Finita como flores

23 de fev. de 2014

UM CAMINHÃO DE MÃES


Há um caminhão de mães esperando na janela, insones, que seus filhos voltem. Há um mundaréu de adultos procurando seus pais verdadeiros, chorando ao rever a fachada da casa de sua infância. Há pais que nem se sabem, crianças sobrando enquanto casais desesperados tentam a fertilização in vitro.
Sobram, no mundo, abraços infantis, faltam colos, faltam mimos, bebês ficam à mercê das leis nas maternidades enquanto mães verdadeiras levam para casa cicatrizes ainda úmidas de sangue, mãos vazias, casa sem berço, coração sem culpa, impotências. Há casais sem casa, maridos sem empregos. Uma pessoa sai de dentro da outra e isso não garante o laço.
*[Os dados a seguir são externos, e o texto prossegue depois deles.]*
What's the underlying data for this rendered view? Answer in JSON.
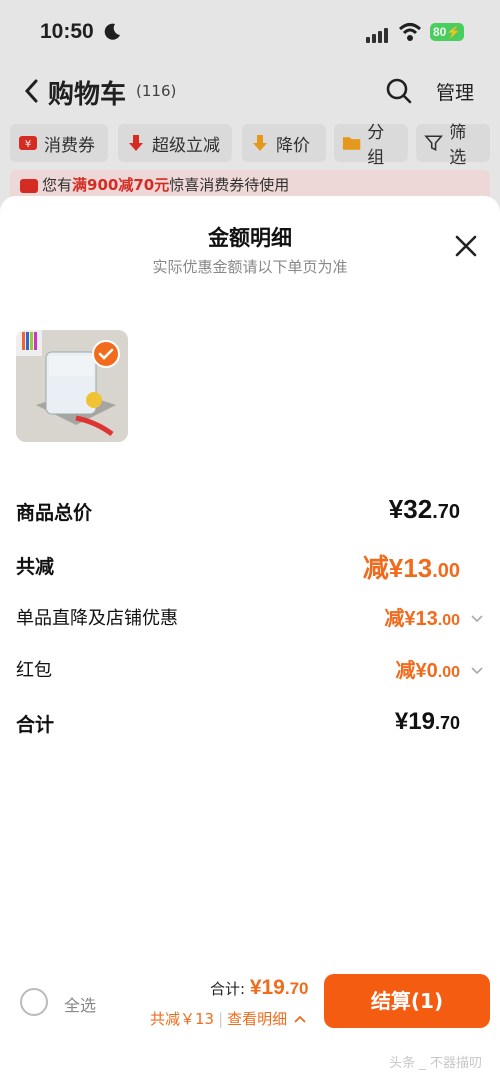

Mulheres e homens maduros estão parados em frente a casas, a túmulos, ou porta-retratos, tão órfãos quanto bebês abandonados no berçário enquanto a que pariu parte sem deixar pistas, rastros, migalhas de pão na floresta, nada que reconduza o filho um dia, que o ajude a refazer o caminho de volta, o reconhecimento, a linhagem, os labirintos do parentesco, e há laços de sangue nós de marinheiro inventados e fortalecidos pela convivência diária, pela escolha sem umbigos, pelo desejo de ter um filho, seja ele fruto de uma paixão, de uma noite, de um casamento ou de um amor desesperado e materno pulsando no coração de uma mãe verdadeira que não deu à luz mas procura seu filho legítimo deixado por outra em algum lugar onde poderá pegá-lo nos braços e levá-lo para a casa onde o berço espera embora a barriga nunca tenha sabido disso.
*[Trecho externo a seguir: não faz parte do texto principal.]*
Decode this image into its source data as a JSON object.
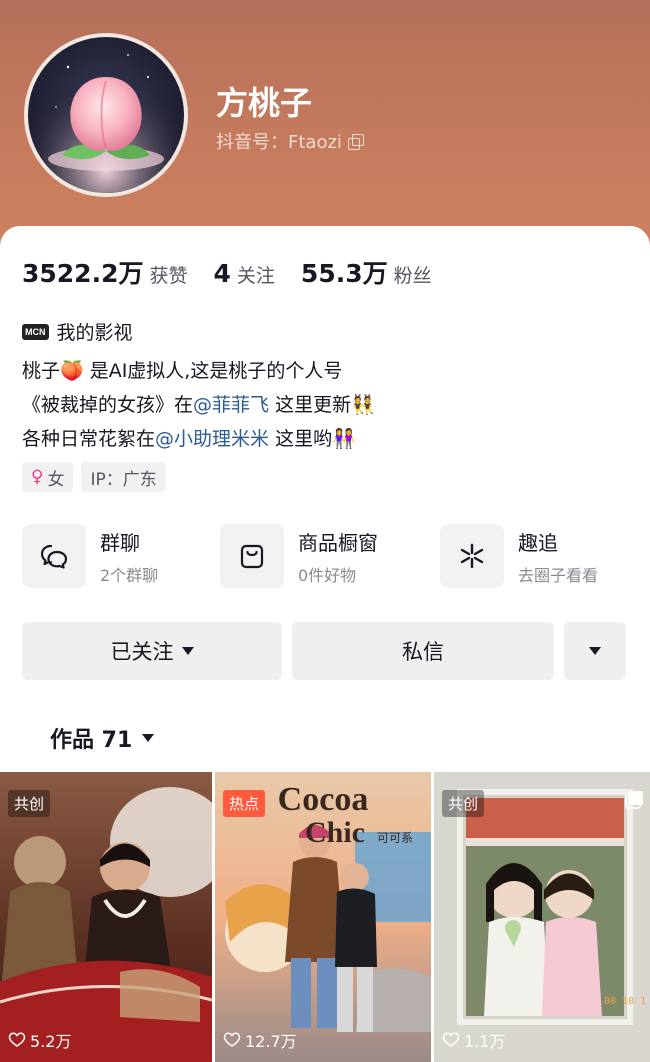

Há muito mais: guerras que nos separam, pessoas desaparecidas, outdoors com  fotos  de crianças  perdidas, salas  de  aborto,  ninhadas. Nesse  exato  momento  há  uma mãe que chora, um pai que vai embora, um bebê que nasce morto, um avô velhinho que mata a família inteira de saudades quando morre, um parente que é o único que visita, um idoso sem memória esquecido num abrigo esperando um prato de comida, uma colher que lhe chegue à boca como papa para meninos pequenos, e uma legião de voluntários emocionados com tantos beijos, gotas de mel no mar de areia salgada, na imensidão do mar de areia salgada onde somos todos grãozinhos.
Há olhos idênticos que nunca se viram, irmãos que não se parecem, famílias inteiras que desaparecem. Criança é milagre e entulho. Refugo, refúgio, fuga, carência, amor de mãe desmedido, incondicional,  sufocante. Um filho é um sonho, é vida na essência mais pura, é prova de existência, semente. Quero dar um colo, do tamanho do continente.